If you got that, see the llama.py script and the corresponding job script. The only change in the python file is the model selection. This way you can change your script for whatever Huggingface text-generation model you want to use.

Beyond text generation

There are many other types of models available on Huggingface. They all work with similar pipelines. You can check on the model card (top right </> Use in transformers) how to load the models and how to build a pipeline. For the pipeline due to the caching issues, use a similar approach as above. (Remember to set local_files_only=False when downloading the models!)

Then you need to check, how to provide the pipeline with input and how the output looks like. This should also be provided in the model card. For instance the following can be used for text-classification:

from transformers import AutoTokenizer, AutoModelForSequenceClassification

del text_generation_pipe

model_checkpoint = "facebook/bart-large-mnli"

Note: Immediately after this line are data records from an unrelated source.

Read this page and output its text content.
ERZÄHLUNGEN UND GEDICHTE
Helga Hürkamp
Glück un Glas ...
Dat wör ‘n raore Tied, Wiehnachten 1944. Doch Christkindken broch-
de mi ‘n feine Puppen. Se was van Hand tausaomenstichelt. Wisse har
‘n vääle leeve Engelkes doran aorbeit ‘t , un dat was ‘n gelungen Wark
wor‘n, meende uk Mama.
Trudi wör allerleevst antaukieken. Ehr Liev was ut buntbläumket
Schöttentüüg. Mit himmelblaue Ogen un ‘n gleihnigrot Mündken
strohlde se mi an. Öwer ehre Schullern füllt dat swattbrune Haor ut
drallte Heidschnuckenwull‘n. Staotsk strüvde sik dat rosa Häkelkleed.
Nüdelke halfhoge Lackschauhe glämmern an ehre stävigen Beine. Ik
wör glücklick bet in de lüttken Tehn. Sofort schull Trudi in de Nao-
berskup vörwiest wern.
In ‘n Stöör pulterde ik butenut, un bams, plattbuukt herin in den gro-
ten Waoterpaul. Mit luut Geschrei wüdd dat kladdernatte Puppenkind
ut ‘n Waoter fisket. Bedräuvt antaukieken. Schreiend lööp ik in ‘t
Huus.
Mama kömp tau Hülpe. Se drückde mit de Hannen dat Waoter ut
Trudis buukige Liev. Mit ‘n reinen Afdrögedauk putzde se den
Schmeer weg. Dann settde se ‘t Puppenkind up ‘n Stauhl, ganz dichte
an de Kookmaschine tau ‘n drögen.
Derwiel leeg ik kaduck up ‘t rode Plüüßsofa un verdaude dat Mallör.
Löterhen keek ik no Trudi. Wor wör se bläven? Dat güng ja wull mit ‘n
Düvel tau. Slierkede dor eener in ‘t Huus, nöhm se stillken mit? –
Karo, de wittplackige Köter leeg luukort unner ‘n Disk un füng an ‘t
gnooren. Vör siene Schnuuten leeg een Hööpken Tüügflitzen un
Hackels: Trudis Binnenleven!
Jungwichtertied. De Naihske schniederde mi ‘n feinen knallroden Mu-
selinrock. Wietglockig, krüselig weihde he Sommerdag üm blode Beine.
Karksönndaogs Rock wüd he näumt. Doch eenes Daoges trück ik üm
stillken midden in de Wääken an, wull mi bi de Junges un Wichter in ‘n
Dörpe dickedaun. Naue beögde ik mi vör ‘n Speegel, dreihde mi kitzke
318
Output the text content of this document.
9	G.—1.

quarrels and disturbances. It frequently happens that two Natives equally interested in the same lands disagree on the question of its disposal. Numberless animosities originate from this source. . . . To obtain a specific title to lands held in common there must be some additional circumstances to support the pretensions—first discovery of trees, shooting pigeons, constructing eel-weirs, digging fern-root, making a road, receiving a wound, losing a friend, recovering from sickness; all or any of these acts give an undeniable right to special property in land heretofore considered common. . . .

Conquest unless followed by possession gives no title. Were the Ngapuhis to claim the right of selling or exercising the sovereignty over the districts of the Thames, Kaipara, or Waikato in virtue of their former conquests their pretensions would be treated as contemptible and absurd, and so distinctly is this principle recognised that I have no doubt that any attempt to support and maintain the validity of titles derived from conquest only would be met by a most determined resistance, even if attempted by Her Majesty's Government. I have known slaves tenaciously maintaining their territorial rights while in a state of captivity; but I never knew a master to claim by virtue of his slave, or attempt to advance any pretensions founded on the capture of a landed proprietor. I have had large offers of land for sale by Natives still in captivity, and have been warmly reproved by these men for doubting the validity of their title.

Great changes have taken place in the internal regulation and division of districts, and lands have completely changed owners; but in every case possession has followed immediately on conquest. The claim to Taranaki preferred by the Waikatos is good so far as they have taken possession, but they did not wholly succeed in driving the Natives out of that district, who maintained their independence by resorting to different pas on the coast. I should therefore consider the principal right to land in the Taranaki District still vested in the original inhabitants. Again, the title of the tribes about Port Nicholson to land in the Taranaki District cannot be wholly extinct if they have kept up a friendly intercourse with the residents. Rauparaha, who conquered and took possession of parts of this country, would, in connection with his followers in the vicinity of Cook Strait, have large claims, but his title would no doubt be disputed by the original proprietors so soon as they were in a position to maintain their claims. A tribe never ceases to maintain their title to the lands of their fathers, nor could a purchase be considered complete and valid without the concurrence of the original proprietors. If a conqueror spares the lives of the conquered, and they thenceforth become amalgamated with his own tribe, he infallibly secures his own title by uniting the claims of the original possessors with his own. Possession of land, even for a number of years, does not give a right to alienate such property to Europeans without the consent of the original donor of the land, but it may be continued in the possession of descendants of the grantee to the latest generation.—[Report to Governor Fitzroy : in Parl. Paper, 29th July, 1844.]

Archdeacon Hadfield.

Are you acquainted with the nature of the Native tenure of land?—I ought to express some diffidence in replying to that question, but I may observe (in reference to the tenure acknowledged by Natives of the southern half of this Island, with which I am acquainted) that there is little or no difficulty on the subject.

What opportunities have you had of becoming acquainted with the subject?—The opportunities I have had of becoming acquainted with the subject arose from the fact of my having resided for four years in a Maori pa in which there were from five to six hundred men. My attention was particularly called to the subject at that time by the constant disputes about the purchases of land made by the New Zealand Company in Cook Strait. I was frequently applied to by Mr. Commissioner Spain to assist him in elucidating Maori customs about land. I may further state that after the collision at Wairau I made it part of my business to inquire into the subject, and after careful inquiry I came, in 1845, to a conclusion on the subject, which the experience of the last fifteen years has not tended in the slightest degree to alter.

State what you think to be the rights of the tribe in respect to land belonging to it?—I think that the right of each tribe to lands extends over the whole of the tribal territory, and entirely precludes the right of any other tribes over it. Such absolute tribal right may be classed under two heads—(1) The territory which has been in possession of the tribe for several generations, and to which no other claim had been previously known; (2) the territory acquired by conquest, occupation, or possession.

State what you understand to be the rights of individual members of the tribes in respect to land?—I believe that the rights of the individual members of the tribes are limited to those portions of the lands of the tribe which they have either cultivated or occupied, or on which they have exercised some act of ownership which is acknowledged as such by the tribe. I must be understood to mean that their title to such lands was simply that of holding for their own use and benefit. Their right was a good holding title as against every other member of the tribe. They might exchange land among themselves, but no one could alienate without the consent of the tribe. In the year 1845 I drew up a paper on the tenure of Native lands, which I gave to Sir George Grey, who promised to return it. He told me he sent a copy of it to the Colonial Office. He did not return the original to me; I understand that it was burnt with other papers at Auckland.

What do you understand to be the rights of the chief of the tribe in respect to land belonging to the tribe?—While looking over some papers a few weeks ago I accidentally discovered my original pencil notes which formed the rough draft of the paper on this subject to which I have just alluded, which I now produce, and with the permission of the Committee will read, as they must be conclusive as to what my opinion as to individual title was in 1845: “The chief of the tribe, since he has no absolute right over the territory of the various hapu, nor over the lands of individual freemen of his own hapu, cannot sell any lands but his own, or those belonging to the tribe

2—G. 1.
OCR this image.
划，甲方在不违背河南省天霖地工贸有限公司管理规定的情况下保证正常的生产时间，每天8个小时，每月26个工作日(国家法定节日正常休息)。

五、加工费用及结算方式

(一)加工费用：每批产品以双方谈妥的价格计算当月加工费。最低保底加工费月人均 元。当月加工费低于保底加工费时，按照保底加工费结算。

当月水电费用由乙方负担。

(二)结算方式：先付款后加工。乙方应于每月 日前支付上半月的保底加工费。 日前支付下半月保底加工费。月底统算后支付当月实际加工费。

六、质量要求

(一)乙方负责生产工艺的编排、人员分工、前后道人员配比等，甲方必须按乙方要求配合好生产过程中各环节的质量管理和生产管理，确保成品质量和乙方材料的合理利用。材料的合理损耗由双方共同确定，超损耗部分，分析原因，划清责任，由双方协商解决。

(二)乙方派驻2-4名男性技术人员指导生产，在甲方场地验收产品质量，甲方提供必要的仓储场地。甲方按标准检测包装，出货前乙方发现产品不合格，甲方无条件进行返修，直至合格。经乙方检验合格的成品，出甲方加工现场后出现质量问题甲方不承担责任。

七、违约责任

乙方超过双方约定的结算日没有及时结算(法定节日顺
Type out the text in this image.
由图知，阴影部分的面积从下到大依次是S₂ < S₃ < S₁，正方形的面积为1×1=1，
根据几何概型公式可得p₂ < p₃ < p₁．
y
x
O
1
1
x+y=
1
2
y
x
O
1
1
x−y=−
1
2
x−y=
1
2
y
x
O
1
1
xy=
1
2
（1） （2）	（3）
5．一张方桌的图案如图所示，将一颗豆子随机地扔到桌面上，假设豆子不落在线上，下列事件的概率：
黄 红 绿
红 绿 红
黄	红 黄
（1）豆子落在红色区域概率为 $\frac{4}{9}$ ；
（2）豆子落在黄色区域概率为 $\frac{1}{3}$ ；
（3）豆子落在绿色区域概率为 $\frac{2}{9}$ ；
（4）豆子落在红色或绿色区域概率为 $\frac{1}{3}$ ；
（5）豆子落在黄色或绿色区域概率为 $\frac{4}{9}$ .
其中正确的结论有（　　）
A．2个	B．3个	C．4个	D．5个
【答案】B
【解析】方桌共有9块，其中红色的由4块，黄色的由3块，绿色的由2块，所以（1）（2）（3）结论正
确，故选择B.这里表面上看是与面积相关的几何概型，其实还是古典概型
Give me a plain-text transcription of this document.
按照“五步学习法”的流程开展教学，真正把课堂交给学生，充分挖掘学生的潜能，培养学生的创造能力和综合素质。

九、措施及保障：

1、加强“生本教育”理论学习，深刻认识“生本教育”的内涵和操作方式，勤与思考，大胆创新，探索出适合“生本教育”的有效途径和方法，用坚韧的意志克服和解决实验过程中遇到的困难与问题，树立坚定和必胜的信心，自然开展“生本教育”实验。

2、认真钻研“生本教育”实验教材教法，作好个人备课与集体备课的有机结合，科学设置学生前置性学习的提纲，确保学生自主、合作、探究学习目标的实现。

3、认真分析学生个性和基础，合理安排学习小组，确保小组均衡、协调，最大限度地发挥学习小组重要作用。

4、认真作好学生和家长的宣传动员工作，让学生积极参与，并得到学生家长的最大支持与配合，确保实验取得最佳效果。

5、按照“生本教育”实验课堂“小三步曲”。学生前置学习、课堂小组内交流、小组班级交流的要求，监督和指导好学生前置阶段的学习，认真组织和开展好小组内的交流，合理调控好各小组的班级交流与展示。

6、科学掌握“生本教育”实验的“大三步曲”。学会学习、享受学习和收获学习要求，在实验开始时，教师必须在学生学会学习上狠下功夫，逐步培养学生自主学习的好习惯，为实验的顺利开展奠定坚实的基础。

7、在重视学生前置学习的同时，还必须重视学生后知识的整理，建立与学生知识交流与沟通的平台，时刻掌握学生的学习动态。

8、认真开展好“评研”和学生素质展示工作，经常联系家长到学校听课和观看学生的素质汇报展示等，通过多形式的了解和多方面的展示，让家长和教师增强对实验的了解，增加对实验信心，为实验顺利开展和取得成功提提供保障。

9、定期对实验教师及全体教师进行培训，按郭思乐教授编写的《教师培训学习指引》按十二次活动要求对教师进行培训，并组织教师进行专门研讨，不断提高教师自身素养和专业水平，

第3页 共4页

tokenizer = AutoTokenizer.from_pretrained(model_checkpoint, cache_dir=cache_dir, local_files_only=True)
model = AutoModelForSequenceClassification.from_pretrained(model_checkpoint, cache_dir=cache_dir, local_files_only=True)
model =  model.to(device)

classifier = pipeline(
    "zero-shot-classification",
    model=model,
    tokenizer=tokenizer,
    device = device
)
sequence_to_classify = "Given our strong start to 2021 and underlying acquisition retention and monetization of players we are increasing our guidance to $1.05 billion to $1.15 billion of revenue for 2021 which equates to year-over-year growth of 63% to 79% and a 16% increase compared to the midpoint of our prior guidance."
candidate_labels = ['increase', 'decrease']

result = classifier(sequence_to_classify, candidate_labels)

print(result)
from transformers import AutoTokenizer, AutoModelForQuestionAnswering
model_checkpoint = "consciousAI/question-answering-roberta-base-s-v2"
del classifier

tokenizer = AutoTokenizer.from_pretrained(model_checkpoint, cache_dir=cache_dir, local_files_only=True)
model = AutoModelForQuestionAnswering.from_pretrained(model_checkpoint, cache_dir=cache_dir, local_files_only=True)
model =  model.to(device)

question_answerer = pipeline(
    "question-answering",
    model=model,
    tokenizer=tokenizer,
    device = device
)
sentence = "Our active customer count grew by 57% over the first quarter of last year to reach $33 million; and we delivered 14.7 million orders 49% more than the year prior"
question = "How many orders?"
result = question_answerer(question=question, context=sentence)
print(result)

You can also use multiple questions (on multiple texts) iterating through the pipeline.

import pandas as pd

df = pd.DataFrame({'text': [sentence] * 3,'question' : ['how many orders?', 'how many customers?', 'how much revenue?']})


def prompts():
    for i, row in df.iterrows():
        yield {'context': row['text'], 'question': row['question']}


for answer in question_answerer(prompts()):
    print(answer['answer'])

Now you can use Huggingface models! Further models for audio recognition or image recognition will need some other packages like OpenCV, which could also be in the toolchain of PALMA.